Heat-strengthened glass. Partly tempered to increase its strength, which is about double that of the glass from which it is made. It is not a safety glass.
Insulating glass.Two pieces of glass with a dry air space between and all edges sealed.
Laminated glass. Two pieces of clear or patterned glass with a clear or tinted plastic between, sealed together into a single unit. If broken, glass fragments are held together by the plastic interlayer.
Patterned, normally in a prism-like design, or coated so light rays passing through are diffused.
Patterned glass. Made like regular plate, except passed through patterned rollers. Designs range from finely pebbled to deeply fluted.
Reflective glass.

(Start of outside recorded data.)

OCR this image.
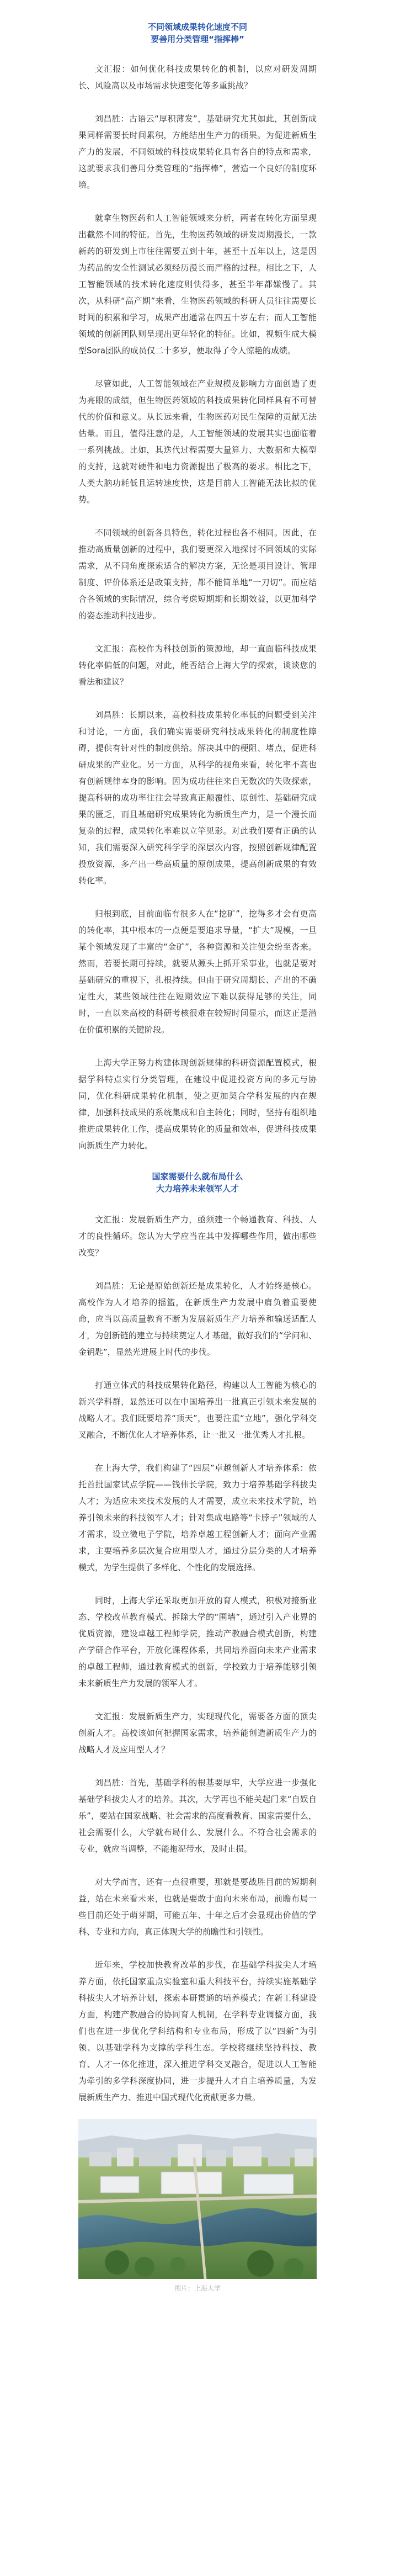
不同领域成果转化速度不同
要善用分类管理“指挥棒”

文汇报：如何优化科技成果转化的机制，以应对研发周期长、风险高以及市场需求快速变化等多重挑战？

刘昌胜：古语云“厚积薄发”，基础研究尤其如此，其创新成果同样需要长时间累积，方能结出生产力的硕果。为促进新质生产力的发展，不同领域的科技成果转化具有各自的特点和需求，这就要求我们善用分类管理的“指挥棒”，营造一个良好的制度环境。

就拿生物医药和人工智能领域来分析，两者在转化方面呈现出截然不同的特征。首先，生物医药领域的研发周期漫长，一款新药的研发到上市往往需要五到十年，甚至十五年以上，这是因为药品的安全性测试必须经历漫长而严格的过程。相比之下，人工智能领域的技术转化速度则快得多，甚至半年都嫌慢了。其次，从科研“高产期”来看，生物医药领域的科研人员往往需要长时间的积累和学习，成果产出通常在四五十岁左右；而人工智能领域的创新团队则呈现出更年轻化的特征。比如，视频生成大模型Sora团队的成员仅二十多岁，便取得了令人惊艳的成绩。

尽管如此，人工智能领域在产业规模及影响力方面创造了更为亮眼的成绩，但生物医药领域的科技成果转化同样具有不可替代的价值和意义。从长远来看，生物医药对民生保障的贡献无法估量。而且，值得注意的是，人工智能领域的发展其实也面临着一系列挑战。比如，其迭代过程需要大量算力、大数据和大模型的支持，这就对硬件和电力资源提出了极高的要求。相比之下，人类大脑功耗低且运转速度快，这是目前人工智能无法比拟的优势。

不同领域的创新各具特色，转化过程也各不相同。因此，在推动高质量创新的过程中，我们要更深入地探讨不同领域的实际需求，从不同角度探索适合的解决方案，无论是项目设计、管理制度、评价体系还是政策支持，都不能简单地“一刀切”。而应结合各领域的实际情况，综合考虑短期期和长期效益，以更加科学的姿态推动科技进步。

文汇报：高校作为科技创新的策源地，却一直面临科技成果转化率偏低的问题，对此，能否结合上海大学的探索，谈谈您的看法和建议？

刘昌胜：长期以来，高校科技成果转化率低的问题受到关注和讨论，一方面，我们确实需要研究科技成果转化的制度性障碍，提供有针对性的制度供给。解决其中的梗阻、堵点，促进科研成果的产业化。另一方面，从科学的视角来看，转化率不高也有创新规律本身的影响。因为成功往往来自无数次的失败探索，提高科研的成功率往往会导致真正颠覆性、原创性、基础研究成果的匮乏，而且基础研究成果转化为新质生产力，是一个漫长而复杂的过程，成果转化率难以立竿见影。对此我们要有正确的认知，我们需要深入研究科学学的深层次内容，按照创新规律配置投放资源，多产出一些高质量的原创成果，提高创新成果的有效转化率。

归根到底，目前面临有很多人在“挖矿”，挖得多才会有更高的转化率，其中根本的一点便是要追求导量，“扩大”规模，一旦某个领域发现了丰富的“金矿”，各种资源和关注便会纷至沓来。然而，若要长期可持续，就要从源头上抓开采事业，也就是要对基础研究的重视下，扎根持续。但由于研究周期长、产出的不确定性大，某些领域往往在短期效应下难以获得足够的关注，同时，一直以来高校的科研考核很难在较短时间显示，而这正是潜在价值积累的关键阶段。

上海大学正努力构建体现创新规律的科研资源配置模式，根据学科特点实行分类管理，在建设中促进投资方向的多元与协同，优化科研成果转化机制，使之更加契合学科发展的内在规律，加强科技成果的系统集成和自主转化；同时，坚持有组织地推进成果转化工作，提高成果转化的质量和效率，促进科技成果向新质生产力转化。

国家需要什么就布局什么
大力培养未来领军人才

文汇报：发展新质生产力，亟须建一个畅通教育、科技、人才的良性循环。您认为大学应当在其中发挥哪些作用，做出哪些改变？

刘昌胜：无论是原始创新还是成果转化，人才始终是核心。高校作为人才培养的摇篮，在新质生产力发展中肩负着重要使命，应当以高质量教育不断为发展新质生产力培养和输送适配人才，为创新链的建立与持续奠定人才基础，做好我们的“学问和、金钥匙”，显然光进展上时代的步伐。

打通立体式的科技成果转化路径，构建以人工智能为核心的新兴学科群，显然还可以在中国培养出一批真正引领未来发展的战略人才。我们既要培养“顶天”，也要注重“立地”，强化学科交叉融合，不断优化人才培养体系，让一批又一批优秀人才扎根。

在上海大学，我们构建了“四层”卓越创新人才培养体系：依托首批国家试点学院——钱伟长学院，致力于培养基础学科拔尖人才；为适应未来技术发展的人才需要，成立未来技术学院，培养引领未来的科技领军人才；针对集成电路等“卡脖子”领域的人才需求，设立微电子学院，培养卓越工程创新人才；面向产业需求，主要培养多层次复合应用型人才，通过分层分类的人才培养模式，为学生提供了多样化、个性化的发展选择。

同时，上海大学还采取更加开放的育人模式，积极对接新业态、学校改革教育模式、拆除大学的“围墙”，通过引入产业界的优质资源，建设卓越工程师学院，推动产教融合模式创新，构建产学研合作平台，开放化课程体系，共同培养面向未来产业需求的卓越工程师，通过教育模式的创新，学校致力于培养能够引领未来新质生产力发展的领军人才。

文汇报：发展新质生产力，实现现代化，需要各方面的顶尖创新人才。高校该如何把握国家需求，培养能创造新质生产力的战略人才及应用型人才？

刘昌胜：首先，基础学科的根基要厚牢，大学应进一步强化基础学科拔尖人才的培养。其次，大学再也不能关起门来“自娱自乐”，要站在国家战略、社会需求的高度看教育、国家需要什么，社会需要什么，大学就布局什么、发展什么。不符合社会需求的专业，就应当调整，不能拖泥带水，及时止损。

对大学而言，还有一点很重要，那就是要战胜目前的短期利益，站在未来看未来，也就是要敢于面向未来布局，前瞻布局一些目前还处于萌芽期，可能五年、十年之后才会显现出价值的学科、专业和方向，真正体现大学的前瞻性和引领性。

近年来，学校加快教育改革的步伐，在基础学科拔尖人才培养方面，依托国家重点实验室和重大科技平台，持续实施基础学科拔尖人才培养计划，探索本研贯通的培养模式；在新工科建设方面，构建产教融合的协同育人机制，在学科专业调整方面，我们也在进一步优化学科结构和专业布局，形成了以“四新”为引领、以基础学科为支撑的学科生态。学校将继续坚持科技、教育、人才一体化推进，深入推进学科交叉融合，促进以人工智能为牵引的多学科深度协同，进一步提升人才自主培养质量，为发展新质生产力、推进中国式现代化贡献更多力量。

图片：上海大学
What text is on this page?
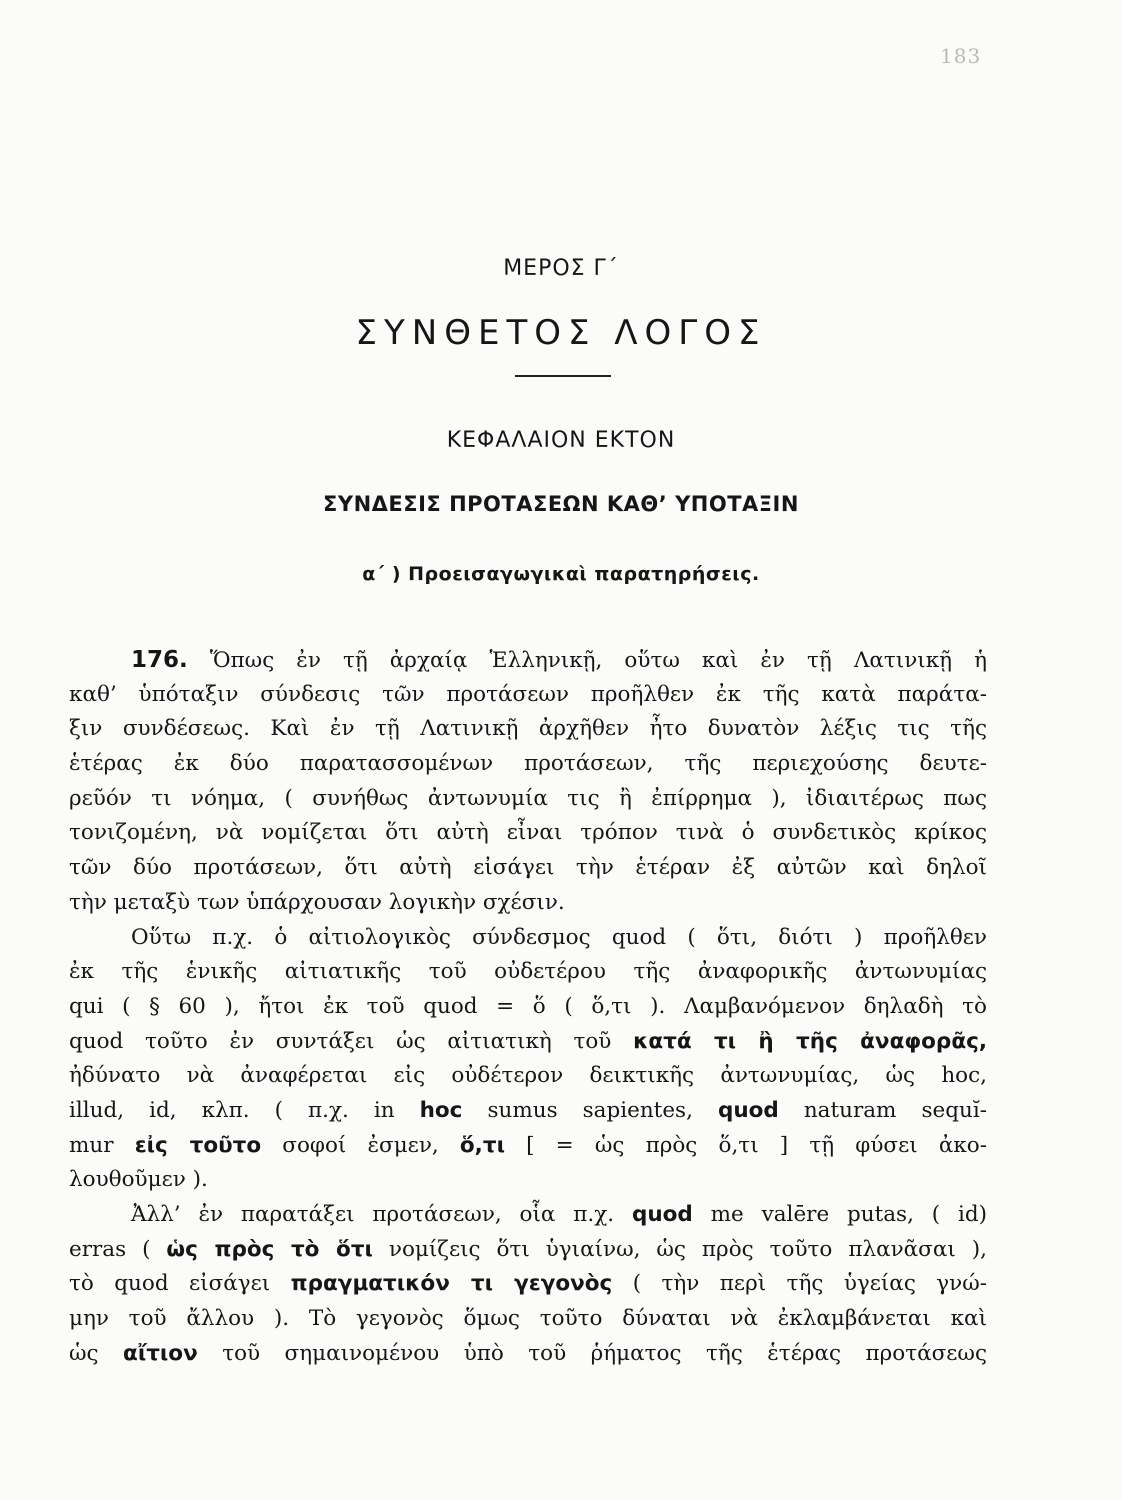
183
ΜΕΡΟΣ Γ΄
ΣΥΝΘΕΤΟΣ ΛΟΓΟΣ
ΚΕΦΑΛΑΙΟΝ ΕΚΤΟΝ
ΣΥΝΔΕΣΙΣ ΠΡΟΤΑΣΕΩΝ ΚΑΘ’ ΥΠΟΤΑΞΙΝ
α΄ ) Προεισαγωγικαὶ παρατηρήσεις.
176. Ὅπως ἐν τῇ ἀρχαίᾳ Ἑλληνικῇ, οὕτω καὶ ἐν τῇ Λατινικῇ ἡ
καθ’ ὑπόταξιν σύνδεσις τῶν προτάσεων προῆλθεν ἐκ τῆς κατὰ παράτα-
ξιν συνδέσεως. Καὶ ἐν τῇ Λατινικῇ ἀρχῆθεν ἦτο δυνατὸν λέξις τις τῆς
ἑτέρας ἐκ δύο παρατασσομένων προτάσεων, τῆς περιεχούσης δευτε-
ρεῦόν τι νόημα, ( συνήθως ἀντωνυμία τις ἢ ἐπίρρημα ), ἰδιαιτέρως πως
τονιζομένη, νὰ νομίζεται ὅτι αὐτὴ εἶναι τρόπον τινὰ ὁ συνδετικὸς κρίκος
τῶν δύο προτάσεων, ὅτι αὐτὴ εἰσάγει τὴν ἑτέραν ἐξ αὐτῶν καὶ δηλοῖ
τὴν μεταξὺ των ὑπάρχουσαν λογικὴν σχέσιν.
Οὕτω π.χ. ὁ αἰτιολογικὸς σύνδεσμος quod ( ὅτι, διότι ) προῆλθεν
ἐκ τῆς ἑνικῆς αἰτιατικῆς τοῦ οὐδετέρου τῆς ἀναφορικῆς ἀντωνυμίας
qui ( § 60 ), ἤτοι ἐκ τοῦ quod = ὅ ( ὅ,τι ). Λαμβανόμενον δηλαδὴ τὸ
quod τοῦτο ἐν συντάξει ὡς αἰτιατικὴ τοῦ κατά τι ἢ τῆς ἀναφορᾶς,
ἠδύνατο νὰ ἀναφέρεται εἰς οὐδέτερον δεικτικῆς ἀντωνυμίας, ὡς hoc,
illud, id, κλπ. ( π.χ. in hoc sumus sapientes, quod naturam sequĭ-
mur εἰς τοῦτο σοφοί ἐσμεν, ὅ,τι [ = ὡς πρὸς ὅ,τι ] τῇ φύσει ἀκο-
λουθοῦμεν ).
Ἀλλ’ ἐν παρατάξει προτάσεων, οἷα π.χ. quod me valēre putas, ( id)
erras ( ὡς πρὸς τὸ ὅτι νομίζεις ὅτι ὑγιαίνω, ὡς πρὸς τοῦτο πλανᾶσαι ),
τὸ quod εἰσάγει πραγματικόν τι γεγονὸς ( τὴν περὶ τῆς ὑγείας γνώ-
μην τοῦ ἄλλου ). Τὸ γεγονὸς ὅμως τοῦτο δύναται νὰ ἐκλαμβάνεται καὶ
ὡς αἴτιον τοῦ σημαινομένου ὑπὸ τοῦ ῥήματος τῆς ἑτέρας προτάσεως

A transparent metallic oxide is fired to the surface of a 1/4 -inch plate glass, providing a light and heat. reflecting mirror-like coating.
Tempered glass. Controlled heating and cooling produces a compression layer on the glass surfaces, and a tension layer inside. This glass is as many as five times stronger and more impact-resistant than unprocessed glass of the same type.
Tinted glass. Formed by the introduction of coloring agents into molten glass. Trans-mission of visible light is lowered. Various shades of green, gray, bronze are available.
Wired glass. Glass with wire mesh incorporated within the body of the glass during manufacture. When glass breaks, the wire holds it together.